There is an excellent book called The Wave by Morton Rhue which explains how people can be seized by forces seemingly out of their control. Such a wave--a wave of doubt--seized me prior to writing my last entry, and I gave in to it. I have such doubts from time to time. As I look at the entry now, it seems like a cry in the wilderness more than anything.
I have never been good at keeping diaries or journals. I always give them up. This journal (blog) is the only personal reflection that I have been able to keep going. I have always quit them before. They start feeling too self-conscious, they start to feel like I'm telling lies, and I start to get a little tired of myself. I figure if I'm getting tired of myself, others must be getting tired of me. I wasn't sure I had it in me to take this project through a transformation. It seemed easier just to quit.
But my personal habits are so chaotic that perhaps this is the only forum that will allow me to keep any kind of record of my being at all (other than the stories that I write, which always come first). I should keep going. I am trying to build some confidence in myself that I have things worth saying. Maybe that will come to me in time.

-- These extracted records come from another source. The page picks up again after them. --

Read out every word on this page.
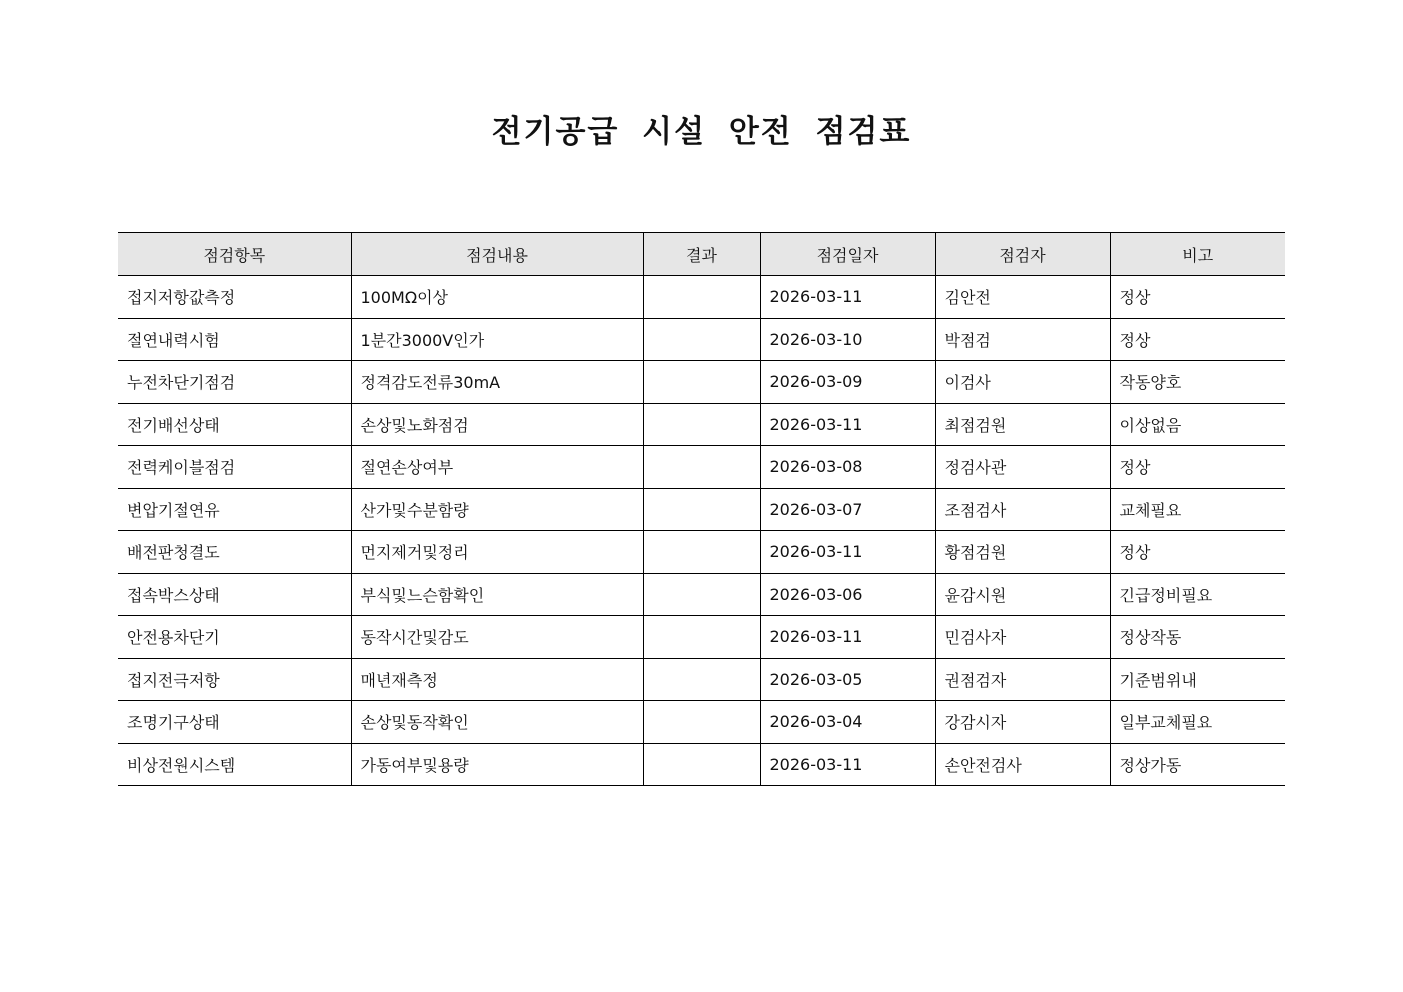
전기공급 시설 안전 점검표
점검항목	점검내용	결과	점검일자	점검자	비고
접지저항값측정	100MΩ이상		2026-03-11	김안전	정상
절연내력시험	1분간3000V인가		2026-03-10	박점검	정상
누전차단기점검	정격감도전류30mA		2026-03-09	이검사	작동양호
전기배선상태	손상및노화점검		2026-03-11	최점검원	이상없음
전력케이블점검	절연손상여부		2026-03-08	정검사관	정상
변압기절연유	산가및수분함량		2026-03-07	조점검사	교체필요
배전판청결도	먼지제거및정리		2026-03-11	황점검원	정상
접속박스상태	부식및느슨함확인		2026-03-06	윤감시원	긴급정비필요
안전용차단기	동작시간및감도		2026-03-11	민검사자	정상작동
접지전극저항	매년재측정		2026-03-05	권점검자	기준범위내
조명기구상태	손상및동작확인		2026-03-04	강감시자	일부교체필요
비상전원시스템	가동여부및용량		2026-03-11	손안전검사	정상가동
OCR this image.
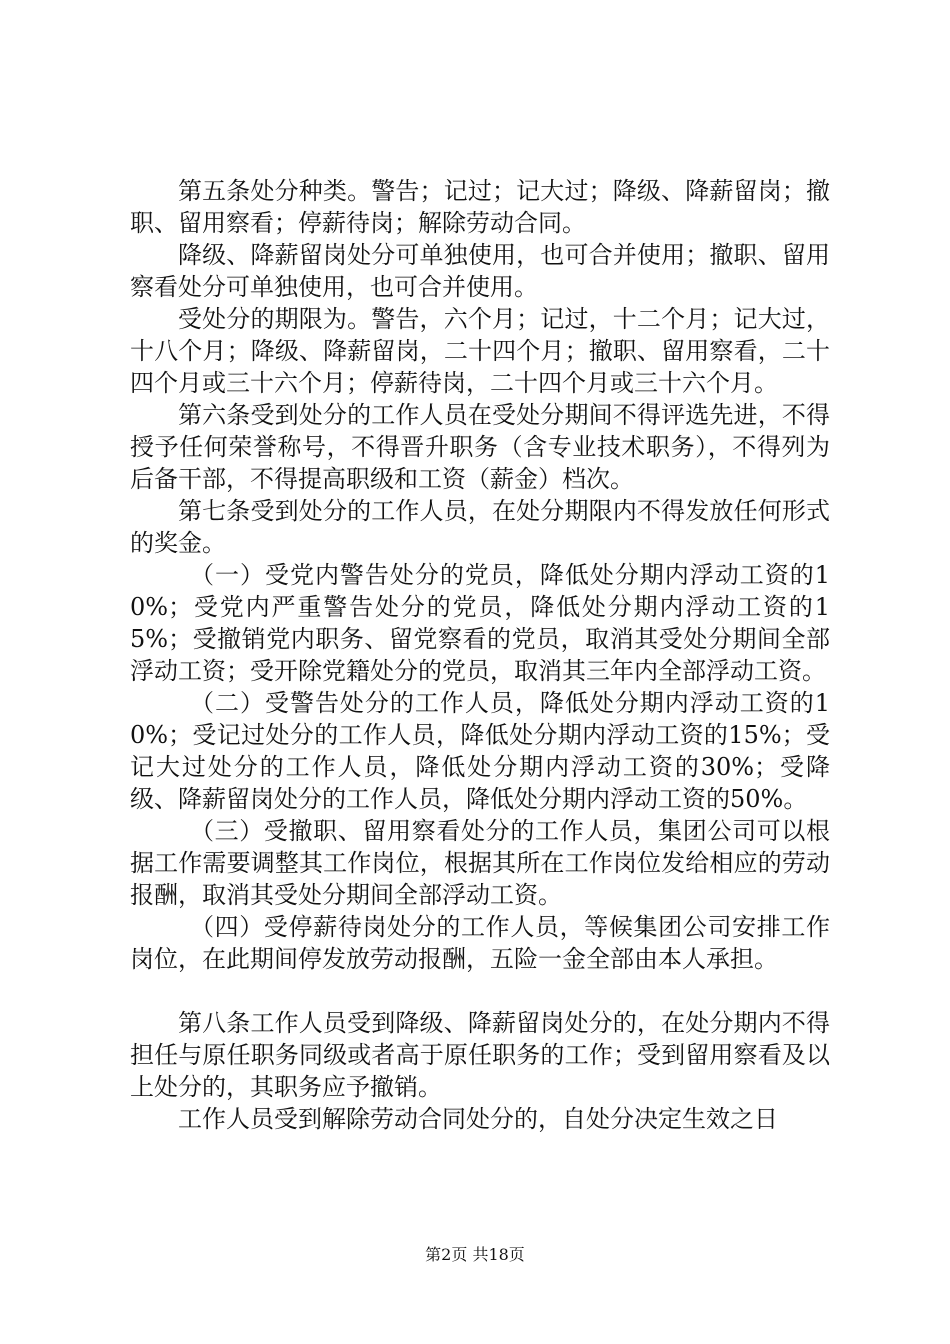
第五条处分种类。警告；记过；记大过；降级、降薪留岗；撤职、留用察看；停薪待岗；解除劳动合同。

降级、降薪留岗处分可单独使用，也可合并使用；撤职、留用察看处分可单独使用，也可合并使用。

受处分的期限为。警告，六个月；记过，十二个月；记大过，十八个月；降级、降薪留岗，二十四个月；撤职、留用察看，二十四个月或三十六个月；停薪待岗，二十四个月或三十六个月。

第六条受到处分的工作人员在受处分期间不得评选先进，不得授予任何荣誉称号，不得晋升职务（含专业技术职务），不得列为后备干部，不得提高职级和工资（薪金）档次。

第七条受到处分的工作人员，在处分期限内不得发放任何形式的奖金。

（一）受党内警告处分的党员，降低处分期内浮动工资的10%；受党内严重警告处分的党员，降低处分期内浮动工资的15%；受撤销党内职务、留党察看的党员，取消其受处分期间全部浮动工资；受开除党籍处分的党员，取消其三年内全部浮动工资。

（二）受警告处分的工作人员，降低处分期内浮动工资的10%；受记过处分的工作人员，降低处分期内浮动工资的15%；受记大过处分的工作人员，降低处分期内浮动工资的30%；受降级、降薪留岗处分的工作人员，降低处分期内浮动工资的50%。

（三）受撤职、留用察看处分的工作人员，集团公司可以根据工作需要调整其工作岗位，根据其所在工作岗位发给相应的劳动报酬，取消其受处分期间全部浮动工资。

（四）受停薪待岗处分的工作人员，等候集团公司安排工作岗位，在此期间停发放劳动报酬，五险一金全部由本人承担。

第八条工作人员受到降级、降薪留岗处分的，在处分期内不得担任与原任职务同级或者高于原任职务的工作；受到留用察看及以上处分的，其职务应予撤销。

工作人员受到解除劳动合同处分的，自处分决定生效之日

第2页 共18页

I am already caught in the maelstrom of school. Tomorrow I must talk about the first act of Hamlet. So I guess I better go prepare.
Hamlet was a doubter. And look how he turned out.
2 comments:
I can say with certainty: I always think that what you have to say is worthwhile. I'm very happy that you'll keep writing here! :-)
Your self-description sounds so much like myself. I'm terrible at building and keeping routines, which is one of the reasons I wanted to start a blog, so I could get a better grasp on what my tendencies are. I'm glad you're going to keep your blog; I guess I should keep mine too.